I’ve been on four or five different types of sleeping pills and none of them help. That’s how bad the nightmares are. I prefer not to sleep, and not dream about it, than sleep and see the pictures in my head. It’s...pretty bad.
The smile never leaves his face.
1. Am I too much a Francophile for reasons beyond Marion Cotillard? The French are now 2-for-2 on this site.
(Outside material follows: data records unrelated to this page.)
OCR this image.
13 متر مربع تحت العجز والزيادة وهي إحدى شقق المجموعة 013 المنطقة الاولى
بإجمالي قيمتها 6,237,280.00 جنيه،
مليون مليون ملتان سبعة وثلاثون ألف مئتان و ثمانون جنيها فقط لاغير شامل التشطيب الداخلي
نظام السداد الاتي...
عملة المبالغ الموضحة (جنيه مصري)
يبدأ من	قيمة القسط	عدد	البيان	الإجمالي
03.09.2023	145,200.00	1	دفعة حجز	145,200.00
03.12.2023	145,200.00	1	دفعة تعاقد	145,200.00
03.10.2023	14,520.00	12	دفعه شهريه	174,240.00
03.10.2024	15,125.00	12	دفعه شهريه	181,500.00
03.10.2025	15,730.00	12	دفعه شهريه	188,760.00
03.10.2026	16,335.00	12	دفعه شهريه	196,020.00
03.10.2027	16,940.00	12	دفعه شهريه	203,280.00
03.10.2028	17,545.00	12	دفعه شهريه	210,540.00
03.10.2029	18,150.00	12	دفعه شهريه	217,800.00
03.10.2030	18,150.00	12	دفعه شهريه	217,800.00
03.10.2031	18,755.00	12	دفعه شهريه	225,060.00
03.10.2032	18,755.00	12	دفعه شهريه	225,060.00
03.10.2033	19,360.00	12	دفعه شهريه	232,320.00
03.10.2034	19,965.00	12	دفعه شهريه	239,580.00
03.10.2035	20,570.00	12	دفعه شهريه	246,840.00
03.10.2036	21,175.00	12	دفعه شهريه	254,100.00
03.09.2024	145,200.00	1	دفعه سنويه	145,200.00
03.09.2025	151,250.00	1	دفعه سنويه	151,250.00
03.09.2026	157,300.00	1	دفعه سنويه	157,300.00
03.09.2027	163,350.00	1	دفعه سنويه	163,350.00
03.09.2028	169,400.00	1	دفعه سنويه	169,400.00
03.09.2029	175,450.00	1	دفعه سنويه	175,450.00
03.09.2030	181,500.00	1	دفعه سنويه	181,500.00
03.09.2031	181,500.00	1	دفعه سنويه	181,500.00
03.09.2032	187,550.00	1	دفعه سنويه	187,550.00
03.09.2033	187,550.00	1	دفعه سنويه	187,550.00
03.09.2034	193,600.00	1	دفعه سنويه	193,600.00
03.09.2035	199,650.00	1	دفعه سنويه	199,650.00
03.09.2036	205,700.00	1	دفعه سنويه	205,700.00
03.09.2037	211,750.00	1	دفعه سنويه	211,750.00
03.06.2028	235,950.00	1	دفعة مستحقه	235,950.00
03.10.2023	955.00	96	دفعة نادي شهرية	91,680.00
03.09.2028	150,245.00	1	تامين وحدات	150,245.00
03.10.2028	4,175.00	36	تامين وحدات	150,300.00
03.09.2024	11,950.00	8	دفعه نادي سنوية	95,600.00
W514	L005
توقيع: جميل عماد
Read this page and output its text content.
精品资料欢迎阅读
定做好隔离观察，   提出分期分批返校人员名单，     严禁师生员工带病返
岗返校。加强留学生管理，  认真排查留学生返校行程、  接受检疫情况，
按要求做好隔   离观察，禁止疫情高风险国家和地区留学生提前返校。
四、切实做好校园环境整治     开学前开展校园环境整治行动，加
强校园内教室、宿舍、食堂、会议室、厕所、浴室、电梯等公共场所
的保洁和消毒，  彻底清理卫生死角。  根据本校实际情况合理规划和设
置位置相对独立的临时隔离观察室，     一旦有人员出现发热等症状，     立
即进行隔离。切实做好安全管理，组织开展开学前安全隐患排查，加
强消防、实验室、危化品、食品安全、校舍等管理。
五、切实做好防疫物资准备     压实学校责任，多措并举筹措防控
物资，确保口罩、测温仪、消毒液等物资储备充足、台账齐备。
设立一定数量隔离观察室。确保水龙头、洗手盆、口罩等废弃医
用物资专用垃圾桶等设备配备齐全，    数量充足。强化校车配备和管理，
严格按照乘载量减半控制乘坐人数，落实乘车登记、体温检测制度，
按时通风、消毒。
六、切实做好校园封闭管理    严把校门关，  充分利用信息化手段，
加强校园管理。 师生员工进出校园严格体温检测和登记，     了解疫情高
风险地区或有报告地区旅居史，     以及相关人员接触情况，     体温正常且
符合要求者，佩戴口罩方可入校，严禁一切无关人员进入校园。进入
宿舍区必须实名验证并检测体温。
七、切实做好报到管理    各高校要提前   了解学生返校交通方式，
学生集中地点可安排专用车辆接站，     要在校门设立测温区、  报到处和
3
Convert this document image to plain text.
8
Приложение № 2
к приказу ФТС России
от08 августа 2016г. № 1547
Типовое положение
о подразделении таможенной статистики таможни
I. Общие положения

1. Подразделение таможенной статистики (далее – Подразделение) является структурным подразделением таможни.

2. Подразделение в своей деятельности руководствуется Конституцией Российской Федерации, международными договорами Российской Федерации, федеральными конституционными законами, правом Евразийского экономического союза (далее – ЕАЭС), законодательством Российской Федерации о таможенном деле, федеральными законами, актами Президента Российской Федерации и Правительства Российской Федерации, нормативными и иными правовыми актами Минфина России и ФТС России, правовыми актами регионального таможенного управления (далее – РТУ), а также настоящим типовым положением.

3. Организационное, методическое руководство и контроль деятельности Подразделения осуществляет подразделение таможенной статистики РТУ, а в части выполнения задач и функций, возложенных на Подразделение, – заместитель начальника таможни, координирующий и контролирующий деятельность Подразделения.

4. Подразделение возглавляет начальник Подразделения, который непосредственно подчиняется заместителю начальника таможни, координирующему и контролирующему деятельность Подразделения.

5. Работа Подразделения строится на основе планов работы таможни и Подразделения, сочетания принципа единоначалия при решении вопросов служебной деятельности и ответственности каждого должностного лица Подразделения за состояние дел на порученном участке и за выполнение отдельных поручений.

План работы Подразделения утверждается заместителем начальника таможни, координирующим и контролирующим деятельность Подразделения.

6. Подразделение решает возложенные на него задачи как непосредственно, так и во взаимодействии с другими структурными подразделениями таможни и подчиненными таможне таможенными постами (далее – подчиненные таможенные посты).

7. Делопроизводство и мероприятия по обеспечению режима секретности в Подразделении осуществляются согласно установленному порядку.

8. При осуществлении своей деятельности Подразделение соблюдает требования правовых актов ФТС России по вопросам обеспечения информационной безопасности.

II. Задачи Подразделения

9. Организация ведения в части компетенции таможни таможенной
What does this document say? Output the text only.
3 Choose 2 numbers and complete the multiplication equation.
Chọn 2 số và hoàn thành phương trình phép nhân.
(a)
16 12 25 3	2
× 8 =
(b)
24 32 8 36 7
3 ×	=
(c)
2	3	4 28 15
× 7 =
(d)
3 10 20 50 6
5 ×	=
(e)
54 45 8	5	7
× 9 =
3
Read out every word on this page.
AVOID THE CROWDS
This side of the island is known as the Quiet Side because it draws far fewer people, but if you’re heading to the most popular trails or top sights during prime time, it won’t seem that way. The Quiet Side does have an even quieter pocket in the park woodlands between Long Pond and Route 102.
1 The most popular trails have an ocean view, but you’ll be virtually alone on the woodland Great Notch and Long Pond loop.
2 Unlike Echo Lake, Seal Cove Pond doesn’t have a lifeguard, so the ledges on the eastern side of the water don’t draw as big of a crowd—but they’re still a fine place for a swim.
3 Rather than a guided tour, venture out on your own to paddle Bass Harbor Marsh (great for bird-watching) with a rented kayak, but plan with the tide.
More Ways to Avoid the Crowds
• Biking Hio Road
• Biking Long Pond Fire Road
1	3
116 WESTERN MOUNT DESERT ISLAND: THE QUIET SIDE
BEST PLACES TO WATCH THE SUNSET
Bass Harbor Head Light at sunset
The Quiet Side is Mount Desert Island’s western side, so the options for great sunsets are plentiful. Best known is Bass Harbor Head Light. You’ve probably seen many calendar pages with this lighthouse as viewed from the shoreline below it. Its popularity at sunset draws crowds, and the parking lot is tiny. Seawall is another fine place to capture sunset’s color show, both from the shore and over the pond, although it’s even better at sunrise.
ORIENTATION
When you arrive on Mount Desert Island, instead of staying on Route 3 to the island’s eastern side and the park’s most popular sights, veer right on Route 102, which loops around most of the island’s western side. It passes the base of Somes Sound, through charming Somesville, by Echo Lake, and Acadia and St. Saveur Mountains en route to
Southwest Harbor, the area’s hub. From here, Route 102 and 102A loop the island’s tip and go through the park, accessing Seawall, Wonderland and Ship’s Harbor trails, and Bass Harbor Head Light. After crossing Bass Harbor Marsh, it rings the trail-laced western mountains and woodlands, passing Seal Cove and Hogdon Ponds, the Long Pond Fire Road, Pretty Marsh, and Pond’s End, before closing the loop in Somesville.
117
Olivier Assayas's “L'heure d'ete” topped my list last year (posted Dec. 31st!), while, this year, it's Jacque Audiard's “Un Prophete,” the story of Malik, a young, illiterate Muslim who survives prison, first, as assassin, and then as lacky and go-between for the powerful Corsican mob. It's a kind of Malcolm X story: deliverance, and ultimately redemption, through incarceration. Malik is a Muhammadian figure the way Cool Hand Luke is a Christ figure. He enters as the most marginal of figures and leaves a powerful one. But it's the moments of quiet beauty that ultimately recommend the film. Review excerpt:
The arc of its story is brilliant but it’s the details that stay with me, such as Malik’s first plane trip, sandwiched between two bored commuters, but trying to get a glimpse of the sky out the window. He’s heading to Marseilles for a meeting, at Cesar’s behest, with Brahim Lattrache (Slimane Dazi—one of the many amazing faces in this movie), where, again, he’s the distrusted Arab courier, but where his vision of a deer saves his life. Afterwards the deer meat is washed in the Mediterranean, and Lattrache, eyeing him with new respect, is intrigued by this quiet, honest man who straddles cultures. “Let’s get sucked before you go,” he says, but Malik turns him down. “I’d like to stay on the beach,” he says. He wades out into the water. One senses he’s never seen the sea before. Back in the dark of his prison cell, he takes off his shoe, looks inside, upends it. Sand courses through his fingers.